Proposed Alabama bill could induce new taxes on land trust

Proposed Alabama bill could induce new taxes on land trust

CW File

Alabama's Forever Wild Land Trust, an organization that purchases and maintains public lands for hunting, fishing, hiking and outdoor recreation, will have to pay added taxes if Alabama Rep. Mark Tuggle’s bill is passed.

Bill HB 362 proposes a constitutional amendment that would require Forever Wild to pay an ad valorem tax, a tax whose amount is based on the value of a transaction or of property, to counties for lost property taxes on lands purchased through the program.

“I think it’s a balanced bill,” Tuggle said. “I don’t think the bill has gotten a fair shake.”

Tuggle said the tax revenue would go to schools, the state general fund and veterans' assistance. Tuggle said current estimates indicate counties would earn about $400,000 from Forever Wild annually if the bill is passed. 

Last year a similar bill was proposed, but it did not pass.

Forever Wild currently owns about 260,000 acres of land, with 37,000 of those acres located in the Black Warrior River basin, and the number is growing. Forever Wild said in a recent return on investment study every $1 invested to purchase lands returns $5 to the state.

Patti Powell, director of state lands in the Alabama Department of Conservation and Natural Resources, said people should be mindful that passing this bill opens the possibility to tax other non-taxable entities like other state-owned land.

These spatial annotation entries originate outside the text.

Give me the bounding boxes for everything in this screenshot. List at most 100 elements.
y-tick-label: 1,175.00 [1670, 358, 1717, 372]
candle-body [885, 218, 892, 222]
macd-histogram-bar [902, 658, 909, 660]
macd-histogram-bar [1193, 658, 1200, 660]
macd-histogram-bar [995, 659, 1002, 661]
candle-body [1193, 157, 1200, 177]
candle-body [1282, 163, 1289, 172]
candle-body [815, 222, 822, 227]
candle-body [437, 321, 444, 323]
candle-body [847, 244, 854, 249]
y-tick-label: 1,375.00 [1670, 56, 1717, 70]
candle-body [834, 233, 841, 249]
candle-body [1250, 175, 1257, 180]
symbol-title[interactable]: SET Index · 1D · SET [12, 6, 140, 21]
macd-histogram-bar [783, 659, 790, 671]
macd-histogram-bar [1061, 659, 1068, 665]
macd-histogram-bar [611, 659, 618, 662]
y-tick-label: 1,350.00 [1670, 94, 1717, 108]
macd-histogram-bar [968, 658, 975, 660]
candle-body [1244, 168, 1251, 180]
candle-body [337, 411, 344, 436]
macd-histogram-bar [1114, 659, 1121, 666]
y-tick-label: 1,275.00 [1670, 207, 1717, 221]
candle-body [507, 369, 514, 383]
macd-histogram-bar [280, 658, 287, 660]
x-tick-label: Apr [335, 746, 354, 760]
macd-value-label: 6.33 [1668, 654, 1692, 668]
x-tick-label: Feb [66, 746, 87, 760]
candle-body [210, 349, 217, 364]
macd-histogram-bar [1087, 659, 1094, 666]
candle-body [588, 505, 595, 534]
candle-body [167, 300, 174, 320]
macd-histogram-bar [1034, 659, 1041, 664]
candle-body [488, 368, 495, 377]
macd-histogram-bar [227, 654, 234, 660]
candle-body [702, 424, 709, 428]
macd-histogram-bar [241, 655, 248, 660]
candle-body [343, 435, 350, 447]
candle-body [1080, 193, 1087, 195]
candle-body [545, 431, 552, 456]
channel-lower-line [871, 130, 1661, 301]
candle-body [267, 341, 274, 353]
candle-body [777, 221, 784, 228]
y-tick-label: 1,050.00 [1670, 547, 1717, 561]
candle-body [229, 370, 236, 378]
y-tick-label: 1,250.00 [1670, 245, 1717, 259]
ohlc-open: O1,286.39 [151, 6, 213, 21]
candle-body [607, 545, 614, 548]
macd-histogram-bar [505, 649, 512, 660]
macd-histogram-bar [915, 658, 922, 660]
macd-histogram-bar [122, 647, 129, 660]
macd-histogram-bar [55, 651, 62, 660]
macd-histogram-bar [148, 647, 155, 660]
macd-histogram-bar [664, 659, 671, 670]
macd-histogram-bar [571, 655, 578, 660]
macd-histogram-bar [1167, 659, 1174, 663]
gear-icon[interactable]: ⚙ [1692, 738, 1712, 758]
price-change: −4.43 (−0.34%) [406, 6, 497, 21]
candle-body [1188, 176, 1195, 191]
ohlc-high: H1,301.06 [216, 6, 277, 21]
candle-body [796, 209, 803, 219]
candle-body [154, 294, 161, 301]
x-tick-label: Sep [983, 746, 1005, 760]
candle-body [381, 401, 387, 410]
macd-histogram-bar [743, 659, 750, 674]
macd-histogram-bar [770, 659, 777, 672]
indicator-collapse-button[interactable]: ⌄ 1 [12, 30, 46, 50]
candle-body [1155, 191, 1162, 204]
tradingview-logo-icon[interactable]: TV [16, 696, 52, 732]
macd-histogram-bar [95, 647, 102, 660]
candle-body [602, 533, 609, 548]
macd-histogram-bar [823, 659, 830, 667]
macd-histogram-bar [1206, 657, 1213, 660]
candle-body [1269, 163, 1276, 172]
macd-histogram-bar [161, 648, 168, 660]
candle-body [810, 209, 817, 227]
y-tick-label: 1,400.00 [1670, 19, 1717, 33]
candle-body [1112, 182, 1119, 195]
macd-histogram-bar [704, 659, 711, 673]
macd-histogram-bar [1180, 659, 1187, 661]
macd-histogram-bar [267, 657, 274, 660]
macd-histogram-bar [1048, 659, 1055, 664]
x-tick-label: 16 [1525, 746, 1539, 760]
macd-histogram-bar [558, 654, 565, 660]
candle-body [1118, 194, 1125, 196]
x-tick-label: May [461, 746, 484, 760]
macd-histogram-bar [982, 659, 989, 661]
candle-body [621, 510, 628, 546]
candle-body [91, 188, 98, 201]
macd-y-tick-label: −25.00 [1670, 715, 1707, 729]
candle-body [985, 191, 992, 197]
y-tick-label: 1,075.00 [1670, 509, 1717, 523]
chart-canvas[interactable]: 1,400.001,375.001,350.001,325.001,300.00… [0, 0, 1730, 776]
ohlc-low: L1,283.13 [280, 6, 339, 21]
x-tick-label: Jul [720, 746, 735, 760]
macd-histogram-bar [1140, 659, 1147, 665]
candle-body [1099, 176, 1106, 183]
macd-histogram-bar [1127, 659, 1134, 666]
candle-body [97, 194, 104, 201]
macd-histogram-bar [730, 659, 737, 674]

“One misconception is that people think there is special treatment under the law, that Forever Wild is exempt from ad valorem taxes,” she said. “All state-owned property is not taxed.”

Under current law, Forever Wild cannot acquire land if it cannot pay 15 percent of its appraised value into its stewardship fund at the same time it is purchased. Powell said this system was set up so that the program would be self-sustaining. 

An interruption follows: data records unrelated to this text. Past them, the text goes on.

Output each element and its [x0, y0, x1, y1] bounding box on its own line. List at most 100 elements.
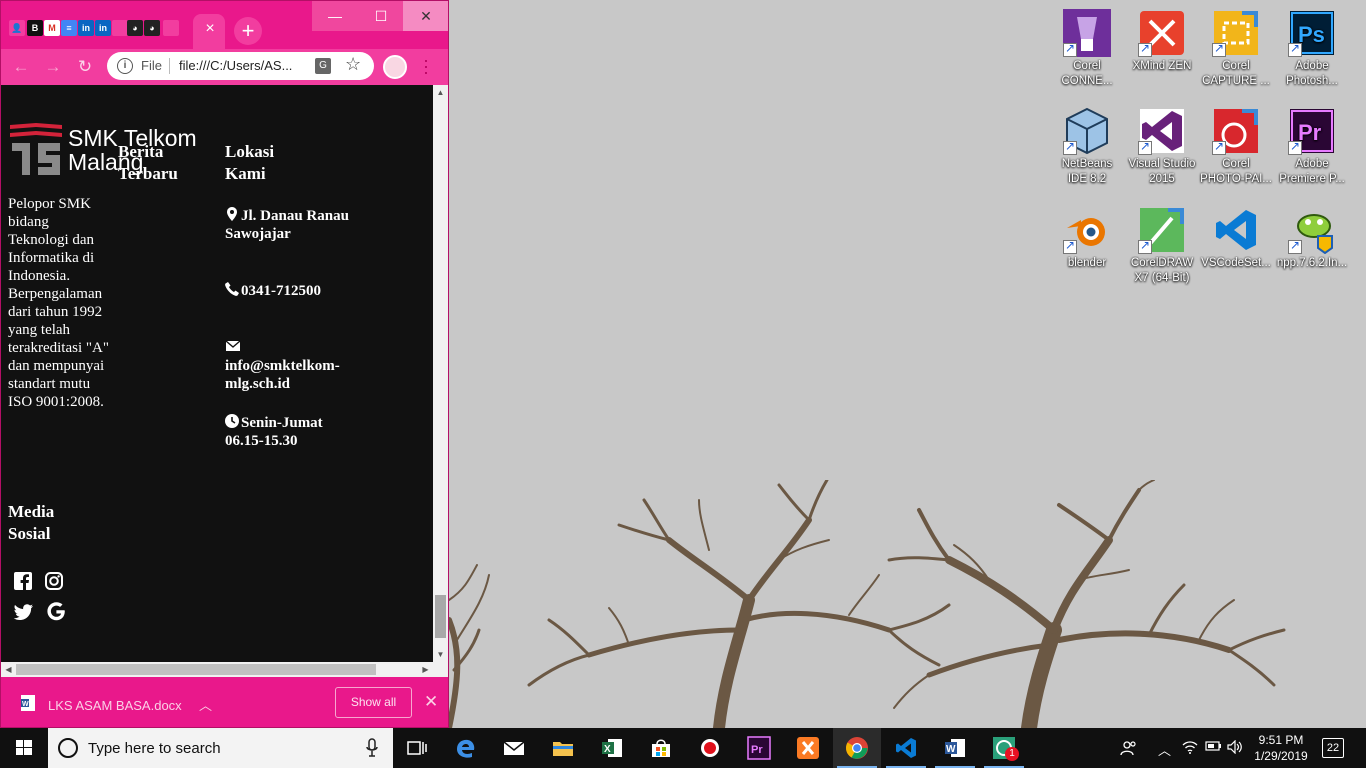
url-text[interactable]: file:///C:/Users/AS...: [179, 58, 292, 73]
taskbar-mail[interactable]: [490, 728, 538, 768]
scroll-left-icon[interactable]: ◀: [1, 662, 16, 677]
taskbar-excel[interactable]: X: [588, 728, 636, 768]
task-view-button[interactable]: [393, 728, 441, 768]
github-icon[interactable]: ◕: [144, 20, 160, 36]
b-icon[interactable]: B: [27, 20, 43, 36]
horizontal-scroll-thumb[interactable]: [16, 664, 376, 675]
maximize-button[interactable]: ☐: [358, 1, 404, 31]
taskbar-edge[interactable]: [441, 728, 489, 768]
desktop-icon-vscode-setup[interactable]: VSCodeSet...: [1198, 201, 1274, 297]
scroll-up-icon[interactable]: ▲: [433, 85, 448, 100]
person-icon[interactable]: 👤: [9, 20, 25, 36]
twitter-icon[interactable]: [13, 601, 35, 623]
vertical-scroll-thumb[interactable]: [435, 595, 446, 638]
taskbar-vscode[interactable]: [882, 728, 930, 768]
scroll-down-icon[interactable]: ▼: [433, 647, 448, 662]
minimize-button[interactable]: —: [312, 1, 358, 31]
wallpaper-trees: [449, 480, 1286, 728]
desktop-icon-premiere[interactable]: Pr Adobe Premiere P...: [1274, 102, 1350, 198]
translate-icon[interactable]: G: [315, 58, 331, 74]
vscode-icon: [896, 738, 916, 758]
show-all-button[interactable]: Show all: [335, 687, 412, 718]
wifi-icon[interactable]: [1182, 740, 1198, 757]
mail-icon: [503, 741, 525, 755]
premiere-icon: Pr: [1288, 107, 1336, 155]
linkedin-icon[interactable]: in: [78, 20, 94, 36]
battery-icon[interactable]: [1205, 740, 1223, 755]
chrome-icon: [846, 737, 868, 759]
search-placeholder[interactable]: Type here to search: [88, 740, 221, 757]
taskbar-search[interactable]: Type here to search: [48, 728, 393, 768]
docs-icon[interactable]: ≡: [61, 20, 77, 36]
profile-avatar[interactable]: [383, 55, 407, 79]
taskbar-file-explorer[interactable]: [539, 728, 587, 768]
desktop-icon-photoshop[interactable]: Ps Adobe Photosh...: [1274, 4, 1350, 100]
desktop-icon-corel-capture[interactable]: Corel CAPTURE ...: [1198, 4, 1274, 100]
email-text[interactable]: info@smktelkom-mlg.sch.id: [225, 358, 340, 392]
forward-arrow-icon[interactable]: →: [41, 55, 65, 79]
taskbar-store[interactable]: [637, 728, 685, 768]
new-tab-button[interactable]: +: [234, 17, 262, 45]
instagram-icon[interactable]: [44, 571, 66, 593]
svg-text:Pr: Pr: [751, 744, 763, 756]
volume-icon[interactable]: [1227, 739, 1243, 757]
taskbar-whatsapp[interactable]: 1: [980, 728, 1028, 768]
bookmark-star-icon[interactable]: ☆: [345, 54, 361, 75]
google-icon[interactable]: [46, 601, 68, 623]
logo-mark-icon: [10, 123, 62, 175]
corel-photo-paint-icon: [1212, 107, 1260, 155]
desktop-icon-xmind[interactable]: XMind ZEN: [1124, 4, 1200, 100]
media-sosial-heading: Media Sosial: [8, 502, 55, 543]
desktop-icon-corel-photo-paint[interactable]: Corel PHOTO-PAI...: [1198, 102, 1274, 198]
hours-item: Senin-Jumat 06.15-15.30: [225, 414, 355, 450]
netbeans-icon: [1063, 107, 1111, 155]
facebook-icon[interactable]: [13, 571, 35, 593]
info-icon[interactable]: i: [117, 58, 133, 74]
address-text: Jl. Danau Ranau Sawojajar: [225, 208, 349, 242]
address-bar[interactable]: i File file:///C:/Users/AS... G ☆: [107, 52, 374, 80]
desktop-icon-netbeans[interactable]: NetBeans IDE 8.2: [1049, 102, 1125, 198]
taskbar-xampp[interactable]: [784, 728, 832, 768]
people-icon[interactable]: [1120, 740, 1138, 759]
linkedin-icon[interactable]: in: [95, 20, 111, 36]
back-arrow-icon[interactable]: ←: [9, 55, 33, 79]
microphone-icon[interactable]: [366, 738, 378, 758]
vertical-scrollbar[interactable]: ▲ ▼: [433, 85, 448, 662]
taskbar-premiere[interactable]: Pr: [735, 728, 783, 768]
menu-dots-icon[interactable]: · · ·: [421, 51, 431, 81]
tab-icon[interactable]: [112, 20, 128, 36]
desktop-icon-blender[interactable]: blender: [1049, 201, 1125, 297]
tab-strip: 👤 B M ≡ in in ◕ ◕ × + — ☐ ✕: [1, 1, 448, 49]
email-item: info@smktelkom-mlg.sch.id: [225, 339, 355, 393]
svg-text:W: W: [22, 701, 29, 708]
divider: [169, 58, 170, 74]
scroll-right-icon[interactable]: ▶: [418, 662, 433, 677]
windows-logo-icon: [16, 740, 32, 755]
clock[interactable]: 9:51 PM 1/29/2019: [1247, 732, 1315, 764]
desktop-icon-visual-studio[interactable]: Visual Studio 2015: [1124, 102, 1200, 198]
reload-icon[interactable]: ↻: [73, 55, 97, 79]
desktop-icon-coreldraw[interactable]: CorelDRAW X7 (64-Bit): [1124, 201, 1200, 297]
word-document-icon: W: [21, 695, 35, 711]
close-window-button[interactable]: ✕: [403, 1, 448, 31]
taskbar-word[interactable]: W: [931, 728, 979, 768]
desktop-icon-notepadpp-installer[interactable]: npp.7.6.2.In...: [1274, 201, 1350, 297]
chevron-up-icon[interactable]: ︿: [199, 695, 212, 714]
gmail-icon[interactable]: M: [44, 20, 60, 36]
action-center-button[interactable]: 22: [1322, 738, 1344, 758]
horizontal-scrollbar[interactable]: ◀ ▶: [1, 662, 448, 677]
download-file-name[interactable]: LKS ASAM BASA.docx: [48, 698, 182, 713]
tab-close-icon[interactable]: ×: [201, 20, 219, 38]
start-button[interactable]: [0, 728, 48, 768]
taskbar-chrome[interactable]: [833, 728, 881, 768]
corel-capture-icon: [1212, 9, 1260, 57]
visual-studio-icon: [1138, 107, 1186, 155]
desktop-icon-corel-connect[interactable]: Corel CONNE...: [1049, 4, 1125, 100]
lokasi-kami-heading: Lokasi Kami: [225, 142, 275, 183]
taskbar-recorder[interactable]: [686, 728, 734, 768]
word-icon: W: [945, 739, 965, 757]
github-icon[interactable]: ◕: [127, 20, 143, 36]
chevron-up-icon[interactable]: ︿: [1158, 740, 1171, 759]
tab-icon[interactable]: [163, 20, 179, 36]
close-download-bar-icon[interactable]: ✕: [424, 692, 438, 712]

“It can’t grow past what you can’t support,” she said.

In 2012, Alabama’s Forever Wild Land Trust program was renewed for another 20 years. In Tuggle’s bill, if Forever Wild is not renewed in 2032, it would get $1 million in annual funding.

Powell said there is significant concern that the 2032 renewal provision will cause Forever Wild to spend through the stewardship account.

“It puts the self-sustain model in jeopardy,” Powell said.

According to Tuggle’s bill, if Forever Wild is not renewed in 2032, timber sales from their protected lands would go into their stewardship account instead of the general funds account as it does now. Tuggle said the stewardship account is not accessible to the government.

Forever Wild currently has about $33 million in its stewardship account, which Powell said is necessary to generate the interest each year required to take care of the land.

Forever Wild also receives 10 percent of the interest from the Alabama trust fund which is made up of royalties from offshore oil and gas leases. Powell said Forever Wild can receive funding up to $15 million. 

Caroline Mauldin, a junior majoring in secondary education, said she likes to go hiking with her friends, but doesn't have a set decision on how she feels about the bill. 

“You just have to weigh the pros and cons and try to figure it out,” Mauldin said.

Allison Andrews, a freshman majoring in chemical engineering, said if Alabama is able to improve its education through funding, it should.

“I think education is more important than the upkeep of state land,” she said.

Tuggle said he has received support from the senate because the Forever Wild Trust won’t collapse with the passage of the bill. 

“Forever Wild will continue to be a successful program,” Tuggle said.

Powell disagrees and said long-term, the bill passing would have a detrimental effect on taking care of the land, so they continue to fight the legislation. 

“We will always endeavor this to be a successful program,” Powell said.